The Mancunian lost 22 seconds after a mechanical failure on the final lap, leaving her fifth. 

But she bridged the gap to bronze in little more than a kilometre and caught USA’s Katie Zaferes with a lap to go to claim a remarkable medal on Olympic debut - just weeks after being injured in the build-up to the Games. 

Taylor-Brown said: “About a week before we flew out I had to prove I was fit to compete, which was probably more stressful than today because it could have been taken away from me. 

"But I proved I was fit, ready to go and did more than they asked me to do. I had to go in to today relaxed and that I’d done everything I possibly could, and I left everything out there." 

Flat tyre can't deny Taylor-Brown Olympic silver

From seventh place at halfway to historic bronze 

Team GB’s artistic gymnasts won a first women's team Olympic medal since 1928 after delivering a spectacular performance to battle back for bronze in Tokyo. 

A medal looked unlikely after the first two rotations but a brilliant comeback on the vault and uneven bars saw Jessica and Jennifer Gadirova, Alice Kinsella and Amelie Morgan leapfrog Italy and Japan. 

Morgan held her nerve with a superb uneven bars routine at the end to score 14.033 and there was a nervous wait before confirmation of a medal arrived, sparking jubilant scenes.

They finished with a combined 164.096, just 0.458 points more than fourth-placed Italy. 

Jessica Gadirova said: “It’s a dream we never thought come true. I never thought this was possible but it’s happened – I don’t know what to say.  

“We each played a massive part and altogether, we just did it."

Young gymnasts win women's team bronze

Last-gasp loss denies Walkden gold medal chance but she rallies for bronze 

Bianca Walkden is already looking to Paris after landing her second consecutive Olympic bronze.  

The world champion and world number one was edged out in her 67kg semi-final in a close and cagey contest with South Korea's Lee Da-bin - who overhauled Walkden's lead with a high-scoring head kick in the very last second. 

But she picked herself up to win the bronze medal match against Poland's Aleksandra Kowalczuk, maintaining a narrow advantage throughout before securing a 7-3 victory. 

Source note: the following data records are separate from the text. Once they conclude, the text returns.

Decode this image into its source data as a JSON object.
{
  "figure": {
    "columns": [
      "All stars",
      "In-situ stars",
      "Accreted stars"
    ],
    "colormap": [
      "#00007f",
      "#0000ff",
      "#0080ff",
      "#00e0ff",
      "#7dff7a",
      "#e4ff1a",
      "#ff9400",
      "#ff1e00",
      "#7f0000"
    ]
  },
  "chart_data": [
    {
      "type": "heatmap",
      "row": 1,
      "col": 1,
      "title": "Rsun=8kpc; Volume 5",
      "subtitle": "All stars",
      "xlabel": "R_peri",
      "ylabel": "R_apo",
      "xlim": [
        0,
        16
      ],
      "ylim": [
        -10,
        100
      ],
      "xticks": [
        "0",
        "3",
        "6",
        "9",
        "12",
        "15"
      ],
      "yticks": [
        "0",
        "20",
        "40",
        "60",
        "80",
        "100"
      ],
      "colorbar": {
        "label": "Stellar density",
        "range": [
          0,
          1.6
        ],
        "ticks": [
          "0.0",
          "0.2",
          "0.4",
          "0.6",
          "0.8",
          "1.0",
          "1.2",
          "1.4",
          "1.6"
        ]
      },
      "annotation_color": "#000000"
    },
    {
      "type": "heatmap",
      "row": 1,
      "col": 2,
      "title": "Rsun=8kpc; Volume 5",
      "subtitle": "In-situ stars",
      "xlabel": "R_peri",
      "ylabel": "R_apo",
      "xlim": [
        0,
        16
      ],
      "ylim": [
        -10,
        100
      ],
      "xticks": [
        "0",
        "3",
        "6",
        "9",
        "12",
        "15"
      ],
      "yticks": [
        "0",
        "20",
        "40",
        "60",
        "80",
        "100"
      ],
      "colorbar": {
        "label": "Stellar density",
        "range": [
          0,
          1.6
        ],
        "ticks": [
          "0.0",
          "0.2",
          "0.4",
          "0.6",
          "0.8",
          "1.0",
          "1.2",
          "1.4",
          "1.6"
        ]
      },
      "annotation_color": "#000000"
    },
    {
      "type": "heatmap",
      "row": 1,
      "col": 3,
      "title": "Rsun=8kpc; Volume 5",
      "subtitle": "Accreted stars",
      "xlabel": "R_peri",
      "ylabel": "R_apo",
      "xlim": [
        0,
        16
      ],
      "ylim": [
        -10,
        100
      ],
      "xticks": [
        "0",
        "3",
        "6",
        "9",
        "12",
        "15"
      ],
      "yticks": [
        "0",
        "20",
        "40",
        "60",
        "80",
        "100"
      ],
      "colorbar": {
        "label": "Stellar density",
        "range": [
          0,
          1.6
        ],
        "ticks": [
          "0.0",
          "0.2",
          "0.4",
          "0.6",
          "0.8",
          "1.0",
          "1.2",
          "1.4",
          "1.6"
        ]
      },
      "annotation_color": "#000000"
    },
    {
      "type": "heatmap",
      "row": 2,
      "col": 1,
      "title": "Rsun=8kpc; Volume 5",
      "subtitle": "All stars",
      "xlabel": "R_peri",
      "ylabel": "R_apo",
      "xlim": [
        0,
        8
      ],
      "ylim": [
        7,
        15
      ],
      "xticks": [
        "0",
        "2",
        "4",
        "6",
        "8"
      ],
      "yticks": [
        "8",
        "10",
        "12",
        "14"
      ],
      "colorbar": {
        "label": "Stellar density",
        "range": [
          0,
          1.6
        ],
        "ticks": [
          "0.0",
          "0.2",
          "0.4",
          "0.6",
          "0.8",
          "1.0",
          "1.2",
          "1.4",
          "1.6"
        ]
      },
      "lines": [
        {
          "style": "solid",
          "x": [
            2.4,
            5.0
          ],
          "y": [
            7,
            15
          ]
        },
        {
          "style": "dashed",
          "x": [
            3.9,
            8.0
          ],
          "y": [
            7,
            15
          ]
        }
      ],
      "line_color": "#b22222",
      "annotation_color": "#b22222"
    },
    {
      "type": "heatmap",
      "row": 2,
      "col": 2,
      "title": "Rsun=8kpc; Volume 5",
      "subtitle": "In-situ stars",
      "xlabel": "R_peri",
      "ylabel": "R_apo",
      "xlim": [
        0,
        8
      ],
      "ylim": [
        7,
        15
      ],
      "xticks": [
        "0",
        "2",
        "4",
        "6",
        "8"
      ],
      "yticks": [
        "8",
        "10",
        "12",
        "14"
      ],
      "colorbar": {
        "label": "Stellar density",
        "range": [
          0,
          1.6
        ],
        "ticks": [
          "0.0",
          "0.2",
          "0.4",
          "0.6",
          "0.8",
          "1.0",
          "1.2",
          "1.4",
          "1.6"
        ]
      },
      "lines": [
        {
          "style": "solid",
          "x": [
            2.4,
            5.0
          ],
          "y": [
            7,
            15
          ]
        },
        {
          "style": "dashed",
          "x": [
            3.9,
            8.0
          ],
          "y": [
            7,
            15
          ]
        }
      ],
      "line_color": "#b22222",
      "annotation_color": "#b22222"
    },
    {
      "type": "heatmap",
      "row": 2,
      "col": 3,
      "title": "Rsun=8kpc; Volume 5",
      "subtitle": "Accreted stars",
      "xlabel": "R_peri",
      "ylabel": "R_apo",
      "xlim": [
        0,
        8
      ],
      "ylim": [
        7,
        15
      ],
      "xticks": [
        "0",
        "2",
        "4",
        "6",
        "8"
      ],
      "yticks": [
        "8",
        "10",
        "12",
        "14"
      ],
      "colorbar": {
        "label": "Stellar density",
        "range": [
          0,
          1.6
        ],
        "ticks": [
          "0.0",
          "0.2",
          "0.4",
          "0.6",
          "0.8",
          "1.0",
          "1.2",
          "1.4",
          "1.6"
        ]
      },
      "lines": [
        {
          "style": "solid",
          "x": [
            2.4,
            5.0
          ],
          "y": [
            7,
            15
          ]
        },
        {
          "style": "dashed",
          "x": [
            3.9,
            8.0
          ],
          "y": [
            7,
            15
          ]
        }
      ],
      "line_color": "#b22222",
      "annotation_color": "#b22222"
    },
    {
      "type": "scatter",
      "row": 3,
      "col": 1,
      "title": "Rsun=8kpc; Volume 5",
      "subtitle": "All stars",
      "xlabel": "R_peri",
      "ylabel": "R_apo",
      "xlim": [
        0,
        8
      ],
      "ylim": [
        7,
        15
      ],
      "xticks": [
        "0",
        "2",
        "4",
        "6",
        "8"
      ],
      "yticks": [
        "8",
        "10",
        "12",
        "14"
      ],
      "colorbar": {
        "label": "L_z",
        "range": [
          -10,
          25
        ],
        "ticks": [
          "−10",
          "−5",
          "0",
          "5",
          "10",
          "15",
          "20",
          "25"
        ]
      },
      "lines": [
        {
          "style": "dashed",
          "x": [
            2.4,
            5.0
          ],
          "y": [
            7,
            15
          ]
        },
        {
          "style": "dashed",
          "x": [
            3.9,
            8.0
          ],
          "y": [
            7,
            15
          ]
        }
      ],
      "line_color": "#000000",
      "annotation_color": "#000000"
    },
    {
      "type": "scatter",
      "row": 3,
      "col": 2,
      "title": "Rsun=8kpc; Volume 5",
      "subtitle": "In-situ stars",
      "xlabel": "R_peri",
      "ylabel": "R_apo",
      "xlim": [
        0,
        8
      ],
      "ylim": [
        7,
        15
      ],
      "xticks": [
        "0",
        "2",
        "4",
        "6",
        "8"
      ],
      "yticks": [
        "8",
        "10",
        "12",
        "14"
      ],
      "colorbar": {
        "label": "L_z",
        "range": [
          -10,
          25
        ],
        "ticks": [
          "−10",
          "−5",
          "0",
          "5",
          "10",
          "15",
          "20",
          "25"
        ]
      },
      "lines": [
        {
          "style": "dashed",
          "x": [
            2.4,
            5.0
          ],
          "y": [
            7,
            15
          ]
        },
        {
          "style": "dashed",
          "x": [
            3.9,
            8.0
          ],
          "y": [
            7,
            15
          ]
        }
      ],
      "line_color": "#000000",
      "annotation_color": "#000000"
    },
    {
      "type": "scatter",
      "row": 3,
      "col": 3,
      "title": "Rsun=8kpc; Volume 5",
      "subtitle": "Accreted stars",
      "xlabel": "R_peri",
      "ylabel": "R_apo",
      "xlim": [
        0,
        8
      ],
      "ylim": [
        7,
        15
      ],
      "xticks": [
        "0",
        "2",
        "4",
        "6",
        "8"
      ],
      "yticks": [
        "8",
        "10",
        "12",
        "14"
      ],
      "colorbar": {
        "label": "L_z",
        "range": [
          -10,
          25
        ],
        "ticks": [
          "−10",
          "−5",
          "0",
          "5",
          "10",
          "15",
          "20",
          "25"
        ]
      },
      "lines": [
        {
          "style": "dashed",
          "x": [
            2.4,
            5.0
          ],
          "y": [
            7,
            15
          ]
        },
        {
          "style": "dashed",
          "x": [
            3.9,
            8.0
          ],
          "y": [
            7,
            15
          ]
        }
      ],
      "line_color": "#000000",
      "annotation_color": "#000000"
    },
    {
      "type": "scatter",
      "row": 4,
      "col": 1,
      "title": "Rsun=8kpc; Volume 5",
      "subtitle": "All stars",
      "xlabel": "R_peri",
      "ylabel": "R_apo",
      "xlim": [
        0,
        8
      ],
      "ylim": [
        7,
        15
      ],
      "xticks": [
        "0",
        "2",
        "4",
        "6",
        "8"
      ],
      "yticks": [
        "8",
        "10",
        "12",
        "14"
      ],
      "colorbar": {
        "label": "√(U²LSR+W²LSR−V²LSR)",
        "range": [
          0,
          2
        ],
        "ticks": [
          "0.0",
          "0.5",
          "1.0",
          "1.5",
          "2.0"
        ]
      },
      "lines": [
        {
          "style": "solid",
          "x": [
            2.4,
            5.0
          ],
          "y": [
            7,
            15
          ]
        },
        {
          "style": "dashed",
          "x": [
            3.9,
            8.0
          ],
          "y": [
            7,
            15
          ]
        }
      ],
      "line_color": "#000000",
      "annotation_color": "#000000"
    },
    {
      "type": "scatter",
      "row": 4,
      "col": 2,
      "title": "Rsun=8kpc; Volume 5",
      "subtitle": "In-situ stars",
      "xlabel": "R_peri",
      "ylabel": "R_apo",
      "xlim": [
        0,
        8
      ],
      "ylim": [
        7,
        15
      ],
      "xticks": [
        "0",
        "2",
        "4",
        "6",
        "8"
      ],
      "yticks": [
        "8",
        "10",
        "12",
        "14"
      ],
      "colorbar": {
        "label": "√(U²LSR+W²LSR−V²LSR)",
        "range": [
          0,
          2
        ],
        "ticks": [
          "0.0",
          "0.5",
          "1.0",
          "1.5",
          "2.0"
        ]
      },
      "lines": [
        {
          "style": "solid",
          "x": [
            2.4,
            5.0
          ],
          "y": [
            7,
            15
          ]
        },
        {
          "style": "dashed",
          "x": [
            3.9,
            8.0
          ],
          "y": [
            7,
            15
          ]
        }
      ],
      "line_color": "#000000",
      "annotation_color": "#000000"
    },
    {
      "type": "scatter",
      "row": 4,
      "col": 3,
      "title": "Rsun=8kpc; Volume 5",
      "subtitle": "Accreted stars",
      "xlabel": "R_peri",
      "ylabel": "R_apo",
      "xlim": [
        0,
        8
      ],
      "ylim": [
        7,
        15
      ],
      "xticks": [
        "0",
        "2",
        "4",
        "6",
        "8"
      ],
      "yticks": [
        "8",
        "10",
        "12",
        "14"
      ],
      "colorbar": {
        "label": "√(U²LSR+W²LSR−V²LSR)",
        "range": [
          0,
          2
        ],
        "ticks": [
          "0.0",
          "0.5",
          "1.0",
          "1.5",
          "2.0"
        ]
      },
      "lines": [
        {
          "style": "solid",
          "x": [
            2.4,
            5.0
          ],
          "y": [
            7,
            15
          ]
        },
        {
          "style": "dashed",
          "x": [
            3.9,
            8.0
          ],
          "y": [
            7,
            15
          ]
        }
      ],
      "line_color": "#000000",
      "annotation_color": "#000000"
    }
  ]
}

She said: "I'm glad I came away with an Olympic medal but it was not the colour I trained for or expected. 

"I gave my heart and soul in that semi and was a little bit unlucky with some of the decisions.”

 Walkden rallies to taekwondo bronze

Road cycling, rowing and rugby on Day Five 

Team GB’s rowers will be hoping swimming’s success in the water converts to glory on the water as medal events get underway at the Sea Forest Waterway. 

Four British crews have a chance at Olympic glory, while Helen Glover must come through her women’s pair semi-final to defend her crown with action getting underway at 1:00 BST. 

Anna Shackley is the sole British hope in the women’s time trial race at 3:30 BST after failing to finish in the women’s road race where compatriot Lizzie Deignan ended in 11th. 

Geraint Thomas and Tao Geoghegan Hart will go for gold in the men’s time trial at 6:00 BST, the pair have recovered from a collision on the road race and Thomas will hope to improve on his ninth place in Rio. 

The men’s rugby sevens team must conquer New Zealand to reach the gold medal final and are in fine form after a stunning comeback against the USA in the semi-finals. 

The silver medallists from Rio 2016 came through their group with two wins and one defeat and take on the All Blacks Sevens at 11:00 BST.